The vomit was a little heap at the edge of the asphalt, faintly lit by the terrace lights. Was it hunching itself up like the smeel had done? Beginning ever so slightly to twist into an eddy?

“Come on, dog,” said Tonel. “Let's creep on home. You can pedal, can't you?”

“Yeah,” said Jack, looking away from the shifting mound on the pavement. “I'm better now. I got a drop of that crap in my mouth. From the golf bags. I can't believe how much of it Danny drank. We shouldn't have let him ride.”

“He'd a pulled his knife if we tried to stop him,” said Tonel.

They walked over to the rack and unchained their bicycles, a couple of beat-up jobs nobody would bother to steal.
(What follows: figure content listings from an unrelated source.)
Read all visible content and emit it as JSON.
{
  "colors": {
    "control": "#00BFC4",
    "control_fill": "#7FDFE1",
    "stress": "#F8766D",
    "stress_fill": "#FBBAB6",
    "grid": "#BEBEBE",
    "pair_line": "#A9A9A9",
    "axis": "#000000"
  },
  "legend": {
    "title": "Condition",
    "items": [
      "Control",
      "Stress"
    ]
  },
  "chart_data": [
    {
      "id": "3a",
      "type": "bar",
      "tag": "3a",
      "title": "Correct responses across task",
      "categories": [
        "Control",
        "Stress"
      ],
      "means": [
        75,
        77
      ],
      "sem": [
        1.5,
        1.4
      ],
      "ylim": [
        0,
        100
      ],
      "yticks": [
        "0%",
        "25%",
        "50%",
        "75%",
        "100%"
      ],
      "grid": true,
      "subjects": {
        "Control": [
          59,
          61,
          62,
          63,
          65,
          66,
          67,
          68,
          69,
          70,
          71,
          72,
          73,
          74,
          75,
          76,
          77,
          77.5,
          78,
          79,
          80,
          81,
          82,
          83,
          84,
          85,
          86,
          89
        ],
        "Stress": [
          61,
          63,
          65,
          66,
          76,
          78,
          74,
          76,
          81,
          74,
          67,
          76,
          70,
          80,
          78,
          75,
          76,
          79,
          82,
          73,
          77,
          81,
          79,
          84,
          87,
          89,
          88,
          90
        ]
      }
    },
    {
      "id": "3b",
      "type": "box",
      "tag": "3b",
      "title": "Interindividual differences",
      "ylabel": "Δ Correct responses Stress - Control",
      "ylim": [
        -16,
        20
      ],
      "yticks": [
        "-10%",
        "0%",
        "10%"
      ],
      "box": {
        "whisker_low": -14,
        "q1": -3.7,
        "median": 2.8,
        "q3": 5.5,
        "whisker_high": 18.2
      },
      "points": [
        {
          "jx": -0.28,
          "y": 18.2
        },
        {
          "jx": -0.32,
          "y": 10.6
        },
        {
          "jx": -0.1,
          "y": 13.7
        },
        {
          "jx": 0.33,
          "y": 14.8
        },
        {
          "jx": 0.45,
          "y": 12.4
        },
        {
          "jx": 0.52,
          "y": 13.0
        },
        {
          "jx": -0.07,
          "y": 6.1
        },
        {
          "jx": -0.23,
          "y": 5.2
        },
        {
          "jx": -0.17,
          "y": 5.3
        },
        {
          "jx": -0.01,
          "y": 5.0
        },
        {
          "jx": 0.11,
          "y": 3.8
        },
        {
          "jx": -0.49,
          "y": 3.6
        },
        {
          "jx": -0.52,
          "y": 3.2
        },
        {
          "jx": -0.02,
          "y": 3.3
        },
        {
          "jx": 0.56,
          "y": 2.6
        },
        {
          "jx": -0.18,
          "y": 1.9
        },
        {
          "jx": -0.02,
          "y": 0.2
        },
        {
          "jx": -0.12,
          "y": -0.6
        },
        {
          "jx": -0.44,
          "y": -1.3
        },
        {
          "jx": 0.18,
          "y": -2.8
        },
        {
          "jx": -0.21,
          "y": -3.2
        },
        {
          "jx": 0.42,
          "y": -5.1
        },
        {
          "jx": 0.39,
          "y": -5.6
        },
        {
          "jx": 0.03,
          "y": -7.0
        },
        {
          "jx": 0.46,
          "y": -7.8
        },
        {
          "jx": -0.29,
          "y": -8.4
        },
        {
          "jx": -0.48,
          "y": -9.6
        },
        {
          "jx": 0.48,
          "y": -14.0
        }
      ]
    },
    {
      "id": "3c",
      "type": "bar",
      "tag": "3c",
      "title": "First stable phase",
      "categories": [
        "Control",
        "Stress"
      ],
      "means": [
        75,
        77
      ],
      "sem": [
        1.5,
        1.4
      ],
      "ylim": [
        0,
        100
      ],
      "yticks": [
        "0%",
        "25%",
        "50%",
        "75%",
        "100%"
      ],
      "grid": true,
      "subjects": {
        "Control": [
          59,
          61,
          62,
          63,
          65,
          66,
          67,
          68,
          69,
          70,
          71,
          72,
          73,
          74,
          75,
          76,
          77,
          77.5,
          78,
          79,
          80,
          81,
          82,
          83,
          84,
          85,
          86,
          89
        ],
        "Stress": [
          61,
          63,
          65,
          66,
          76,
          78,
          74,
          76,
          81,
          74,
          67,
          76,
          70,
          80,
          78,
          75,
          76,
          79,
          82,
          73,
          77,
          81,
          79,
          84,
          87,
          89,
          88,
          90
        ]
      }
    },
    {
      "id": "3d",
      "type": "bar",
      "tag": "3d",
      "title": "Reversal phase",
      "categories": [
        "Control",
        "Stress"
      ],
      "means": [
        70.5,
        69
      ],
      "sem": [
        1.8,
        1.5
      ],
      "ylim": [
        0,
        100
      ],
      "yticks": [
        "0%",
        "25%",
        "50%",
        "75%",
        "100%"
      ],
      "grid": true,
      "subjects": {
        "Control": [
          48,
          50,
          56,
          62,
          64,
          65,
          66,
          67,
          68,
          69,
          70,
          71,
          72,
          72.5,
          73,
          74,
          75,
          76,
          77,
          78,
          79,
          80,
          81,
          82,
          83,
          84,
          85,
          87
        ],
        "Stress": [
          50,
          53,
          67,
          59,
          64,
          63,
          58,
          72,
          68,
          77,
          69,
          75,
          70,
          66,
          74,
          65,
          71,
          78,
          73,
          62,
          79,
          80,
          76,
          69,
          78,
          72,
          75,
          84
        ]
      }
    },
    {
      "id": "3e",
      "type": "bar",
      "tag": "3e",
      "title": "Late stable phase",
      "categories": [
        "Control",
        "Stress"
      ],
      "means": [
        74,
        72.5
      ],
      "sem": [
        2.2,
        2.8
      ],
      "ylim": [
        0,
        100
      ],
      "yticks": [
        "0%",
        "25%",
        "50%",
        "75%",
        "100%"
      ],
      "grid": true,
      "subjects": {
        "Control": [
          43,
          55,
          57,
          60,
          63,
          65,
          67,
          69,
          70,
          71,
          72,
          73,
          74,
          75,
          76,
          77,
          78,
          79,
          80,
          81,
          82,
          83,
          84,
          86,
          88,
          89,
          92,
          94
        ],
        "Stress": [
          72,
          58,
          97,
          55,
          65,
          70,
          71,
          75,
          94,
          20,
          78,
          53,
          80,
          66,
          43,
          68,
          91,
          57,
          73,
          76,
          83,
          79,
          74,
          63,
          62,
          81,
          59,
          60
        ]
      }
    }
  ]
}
The night felt thick and velvety, but it wasn't spinning anymore.

“We ought to talk to Ragland,” said Jack as they pedaled off. “Ask him what's up.”

“I gotta eat first,” said Tonel. “Dad's makin' that burgoo.”

“Can I come to your house, too?” said Jack. “I don't want to go home.” And then he told Tonel the story about this morning.

“That's some sad stuff,” said Tonel when Jack finished. “Preachers always do like that. But you sayin' his children had pointed ears?”

“Like Danny's,” sighed Jack. “Everything's coming apart, just when it's finally time for me to get out of here. Back on the terrace I thought one of those moths had a woman's head. And the mibracc—I can hardly believe we saw that. Maybe we're just really high.”

“Be some mighty crunk Wheelchair make you see five men turn into somethin' like chitlins.” They pedaled down Egmont Avenue in silence for a minute, the occasional car rumbling by. Jack didn't dare try and look at the drivers. Finally Tonel broke the silence. “If you not goin' by the e-rectory, how we gonna get a ride?” Normally they took Jack's mother's car out at night.

“Ask Vincente for his,” said Jack.

Tonel's father Vincente ran a secondhand appliance store called Vaughan Electronics—it so happened that Tonel's and Jack's families shared the same last name, which no doubt had something to do with plantations and slaves. Sometimes Jack would tell people that Tonel was his cousin, which wasn't entirely implausible, light-skinned as Tonel was. Tonel's mother Wanda had been mostly white. Even though she'd run off to Florida, Vincente had a picture of Wanda on the kitchen wall in his apartment at the back of the store.

When the boys entered through the alley door, Vincente's wall of screens was tuned to a porno webcast; he quickly changed it to a boxing match.

“Help yourself to burgoo,” said Vincente, gesturing toward the stove.

“Put the ho's back on, Daddy,” said Tonel. “We don't wanna see no thugs.”

“Wouldn't be fittin' to expose you,” said the wiry Vincente.

He was lounging in a duct-tape-patched plastic recliner facing twenty-four clunker TVs stacked in a six by four grid. Vincente had installed special controllers so he could switch his digital mosaic between showing a bunch of random channels and showing a single channel with its image jigsawed into pieces. He'd learned electronics in the navy during the war on
Iraq. He began fiddling with his remote, breaking up and reassembling the dataflow, temporarily settling on a Sudanese dagger-fighting flick.

Meanwhile the hearty smell of the rabbit and chicken stew pushed away any lingering queasiness Jack felt. He had the munchies. He and Tonel ate quite a bit of the stew, the thuds and yelps of the movie bouncing along in the background.